Will I buy it again? 

I have lots more kinds of hummus to try, both at TJ's and from other sources, but yes, I strongly suspect I'll come back to this one as at least an occasional one to bring home.

Nina's View

I like olive oil in salad dressing and in cooking, but I don't care for olives on their own. And I don't particularly care for extra oliveyness (yes, it's a word! okay, maybe not) in my hummus. Begone, I say.

Sunday, February 1, 2015


A day later than usual, here's this week's list of links to stories about Trader Joe's:

Trader Joe's chocolate mousse cake 

Students run business delivering Trader Joe's groceries 

Behind the scenes making the Trader Joe's float for the Rose Parade 

Four stories about Trader Joe's stores in the Northeast being mobbed by people preparing for the recent blizzard: 12, 3, 4

And finally, in lieu of the usual photo of a cute cat in a Trader Joe's grocery bag, here's a VIDEO of a cute cat in a Trader Joe's grocery bag! The relevant part is from about 1:35 to 3:35.

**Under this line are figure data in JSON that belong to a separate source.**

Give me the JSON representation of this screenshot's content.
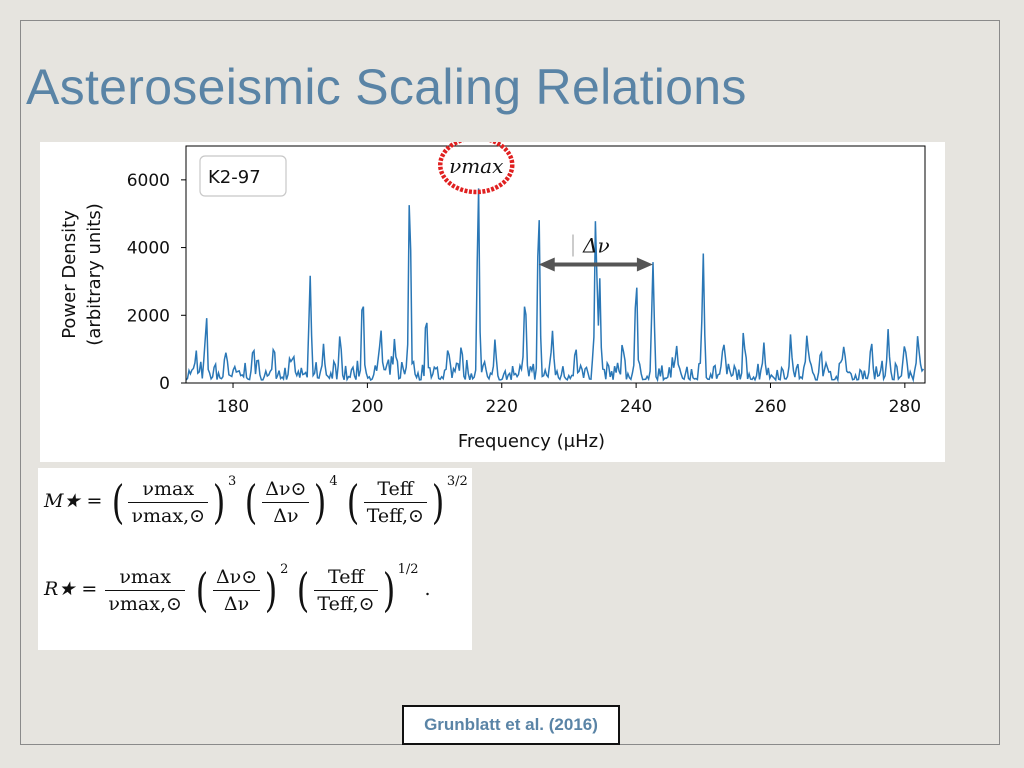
{
  "slide": {
    "title": "Asteroseismic Scaling Relations",
    "citation": "Grunblatt et al. (2016)"
  },
  "colors": {
    "title": "#5a84a6",
    "series": "#2a77b6",
    "marker_ring": "#e02020",
    "arrow": "#555555"
  },
  "equations": {
    "mass_lhs": "M★ =",
    "radius_lhs": "R★ =",
    "nu_max": "νmax",
    "nu_max_sun": "νmax,⊙",
    "delta_nu_sun": "Δν⊙",
    "delta_nu": "Δν",
    "t_eff": "Teff",
    "t_eff_sun": "Teff,⊙",
    "mass_exp1": "3",
    "mass_exp2": "4",
    "mass_exp3": "3/2",
    "radius_exp2": "2",
    "radius_exp3": "1/2",
    "period": "."
  },
  "chart_data": {
    "type": "line",
    "title": "",
    "legend_label": "K2-97",
    "xlabel": "Frequency (μHz)",
    "ylabel_line1": "Power Density",
    "ylabel_line2": "(arbitrary units)",
    "xlim": [
      173,
      283
    ],
    "ylim": [
      0,
      7000
    ],
    "xticks": [
      180,
      200,
      220,
      240,
      260,
      280
    ],
    "yticks": [
      0,
      2000,
      4000,
      6000
    ],
    "annotations": {
      "numax_label": "νmax",
      "numax_at": 216.5,
      "delta_nu_label": "Δν",
      "delta_nu_from": 225.5,
      "delta_nu_to": 242.5,
      "delta_nu_y": 3500
    },
    "peaks": [
      {
        "x": 174.5,
        "y": 700
      },
      {
        "x": 176.0,
        "y": 1400
      },
      {
        "x": 179.0,
        "y": 800
      },
      {
        "x": 183.0,
        "y": 900
      },
      {
        "x": 186.0,
        "y": 900
      },
      {
        "x": 188.5,
        "y": 700
      },
      {
        "x": 191.5,
        "y": 2700
      },
      {
        "x": 193.5,
        "y": 900
      },
      {
        "x": 196.0,
        "y": 1100
      },
      {
        "x": 199.3,
        "y": 2650
      },
      {
        "x": 202.0,
        "y": 1400
      },
      {
        "x": 204.0,
        "y": 1000
      },
      {
        "x": 206.3,
        "y": 5650
      },
      {
        "x": 208.8,
        "y": 1800
      },
      {
        "x": 212.0,
        "y": 900
      },
      {
        "x": 214.0,
        "y": 1000
      },
      {
        "x": 216.5,
        "y": 5800
      },
      {
        "x": 219.0,
        "y": 1200
      },
      {
        "x": 223.5,
        "y": 2200
      },
      {
        "x": 225.5,
        "y": 4950
      },
      {
        "x": 227.5,
        "y": 1300
      },
      {
        "x": 231.0,
        "y": 1000
      },
      {
        "x": 234.0,
        "y": 4950
      },
      {
        "x": 234.6,
        "y": 2600
      },
      {
        "x": 238.0,
        "y": 1100
      },
      {
        "x": 240.0,
        "y": 2600
      },
      {
        "x": 242.5,
        "y": 3500
      },
      {
        "x": 246.0,
        "y": 1000
      },
      {
        "x": 250.0,
        "y": 3600
      },
      {
        "x": 253.0,
        "y": 900
      },
      {
        "x": 256.0,
        "y": 1000
      },
      {
        "x": 259.0,
        "y": 1100
      },
      {
        "x": 263.0,
        "y": 1300
      },
      {
        "x": 265.5,
        "y": 1200
      },
      {
        "x": 267.5,
        "y": 900
      },
      {
        "x": 271.0,
        "y": 900
      },
      {
        "x": 275.0,
        "y": 1200
      },
      {
        "x": 277.5,
        "y": 1400
      },
      {
        "x": 280.0,
        "y": 1100
      },
      {
        "x": 282.0,
        "y": 900
      }
    ],
    "background_level": 300
  }
}
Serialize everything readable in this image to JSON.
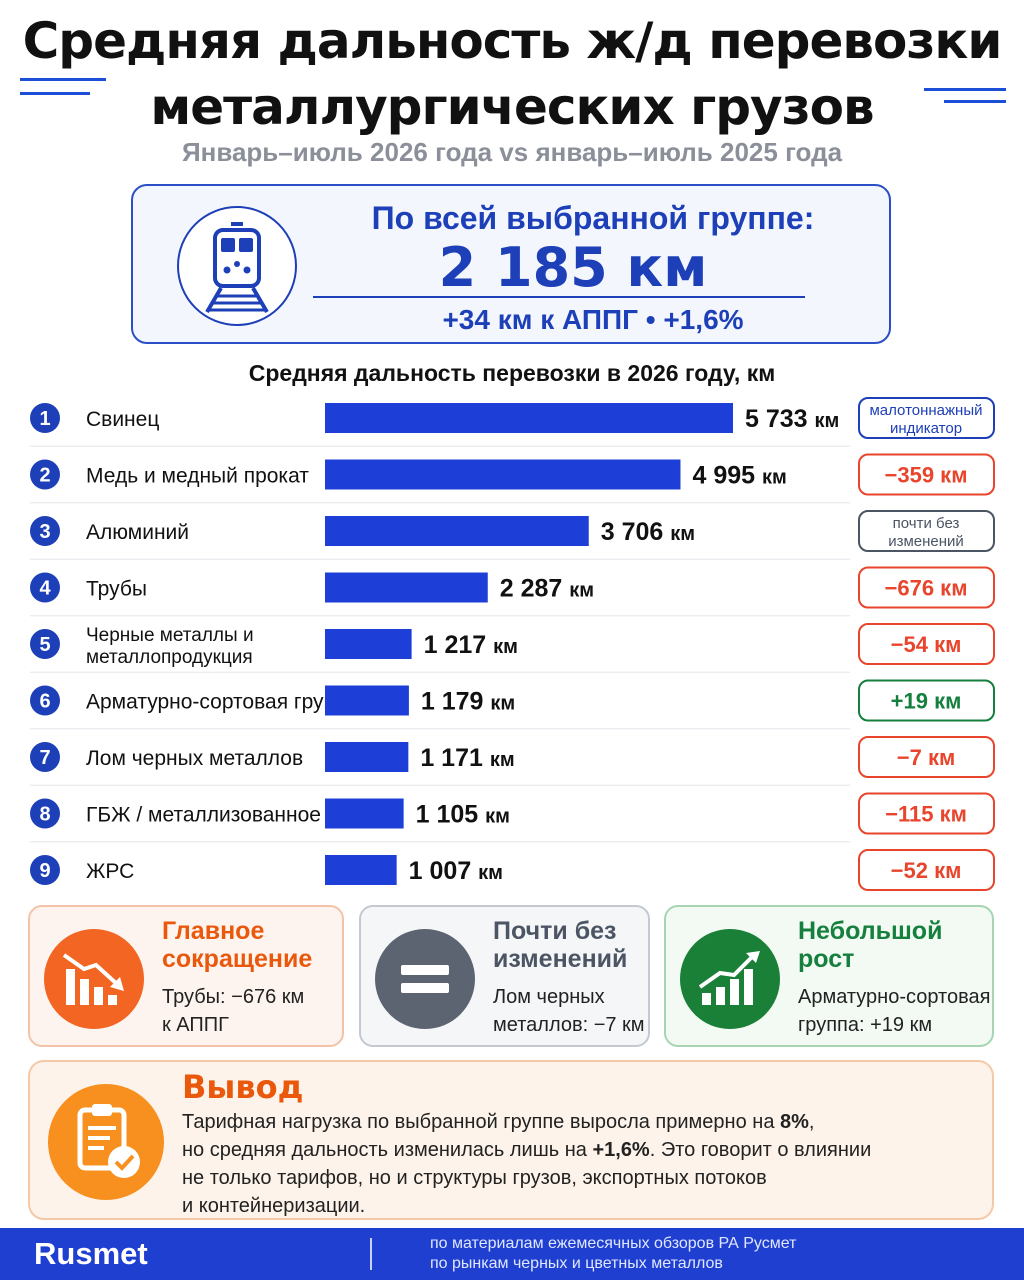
{
  "header": {
    "title_line1": "Средняя дальность ж/д перевозки",
    "title_line2": "металлургических грузов",
    "subtitle": "Январь–июль 2026 года vs январь–июль 2025 года"
  },
  "summary": {
    "label": "По всей выбранной группе:",
    "value": "2 185 км",
    "change": "+34 км к АППГ  •  +1,6%",
    "icon": "train-icon"
  },
  "chart_data": {
    "type": "bar",
    "orientation": "horizontal",
    "title": "Средняя дальность перевозки в 2026 году, км",
    "unit": "км",
    "categories": [
      "Свинец",
      "Медь и медный прокат",
      "Алюминий",
      "Трубы",
      "Черные металлы и металлопродукция",
      "Арматурно-сортовая группа",
      "Лом черных металлов",
      "ГБЖ / металлизованное сырье",
      "ЖРС"
    ],
    "category_lines": [
      [
        "Свинец"
      ],
      [
        "Медь и медный прокат"
      ],
      [
        "Алюминий"
      ],
      [
        "Трубы"
      ],
      [
        "Черные металлы и",
        "металлопродукция"
      ],
      [
        "Арматурно-сортовая группа"
      ],
      [
        "Лом черных металлов"
      ],
      [
        "ГБЖ / металлизованное сырье"
      ],
      [
        "ЖРС"
      ]
    ],
    "values": [
      5733,
      4995,
      3706,
      2287,
      1217,
      1179,
      1171,
      1105,
      1007
    ],
    "value_labels": [
      "5 733",
      "4 995",
      "3 706",
      "2 287",
      "1 217",
      "1 179",
      "1 171",
      "1 105",
      "1 007"
    ],
    "ranks": [
      "1",
      "2",
      "3",
      "4",
      "5",
      "6",
      "7",
      "8",
      "9"
    ],
    "changes": [
      {
        "lines": [
          "малотоннажный",
          "индикатор"
        ],
        "tone": "blue"
      },
      {
        "lines": [
          "−359 км"
        ],
        "tone": "red"
      },
      {
        "lines": [
          "почти без",
          "изменений"
        ],
        "tone": "gray"
      },
      {
        "lines": [
          "−676 км"
        ],
        "tone": "red"
      },
      {
        "lines": [
          "−54 км"
        ],
        "tone": "red"
      },
      {
        "lines": [
          "+19 км"
        ],
        "tone": "green"
      },
      {
        "lines": [
          "−7 км"
        ],
        "tone": "red"
      },
      {
        "lines": [
          "−115 км"
        ],
        "tone": "red"
      },
      {
        "lines": [
          "−52 км"
        ],
        "tone": "red"
      }
    ],
    "bar_color": "#1d3fd8",
    "colors": {
      "red": "#e8452c",
      "green": "#15803d",
      "gray": "#4b5563",
      "blue": "#1d3fb8"
    }
  },
  "cards": {
    "decline": {
      "title_l1": "Главное",
      "title_l2": "сокращение",
      "text_l1": "Трубы: −676 км",
      "text_l2": "к АППГ",
      "icon": "declining-chart-icon"
    },
    "stable": {
      "title_l1": "Почти без",
      "title_l2": "изменений",
      "text_l1": "Лом черных",
      "text_l2": "металлов: −7 км",
      "icon": "equals-icon"
    },
    "growth": {
      "title_l1": "Небольшой",
      "title_l2": "рост",
      "text_l1": "Арматурно-сортовая",
      "text_l2": "группа: +19 км",
      "icon": "growth-chart-icon"
    }
  },
  "conclusion": {
    "heading": "Вывод",
    "line1_a": "Тарифная нагрузка по выбранной группе выросла примерно на ",
    "line1_b": "8%",
    "line1_c": ",",
    "line2_a": "но средняя дальность изменилась лишь на ",
    "line2_b": "+1,6%",
    "line2_c": ". Это говорит о влиянии",
    "line3": "не только тарифов, но и структуры грузов, экспортных потоков",
    "line4": "и контейнеризации.",
    "icon": "clipboard-check-icon"
  },
  "footer": {
    "brand": "Rusmet",
    "note_l1": "по материалам ежемесячных обзоров РА Русмет",
    "note_l2": "по рынкам черных и цветных металлов"
  }
}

Trader Joe's Pork Rib Bites With BBQ Sauce

I saw a write-up of these in the Fearless Flyer and thought they sounded wonderful. Of course, everything sounds wonderful there. They have copy writers that could make me want to eat sand. "Not your ordinary sand. We searched deserts all over the world before finding this light, fine-grained, exotic Arabian blend, subtly infused with the essence of pure black oil, which has been percolating through it for millions of years."

Where was I? Oh yes, the ribs.

I found these less than impressive. First, they're difficult to eat. In many pieces, the rib is embedded, not sticking out, so you don't even know it's there until you bite into it. About half of them are better eaten with a fork, about half should be picked up with the fingers. It's awkward.

Second, the meat is much fattier than on most ribs I've had in the past.

Third, the sauce is overbearing--too thick, too sweet. Completely generic BBQ sauce, nothing subtle or different about it.

All in all, a disappointment.

Will I buy it again? 

No. I wish I could have liked this, because who doesn't love a good bit of barbecued rib now and then? But no.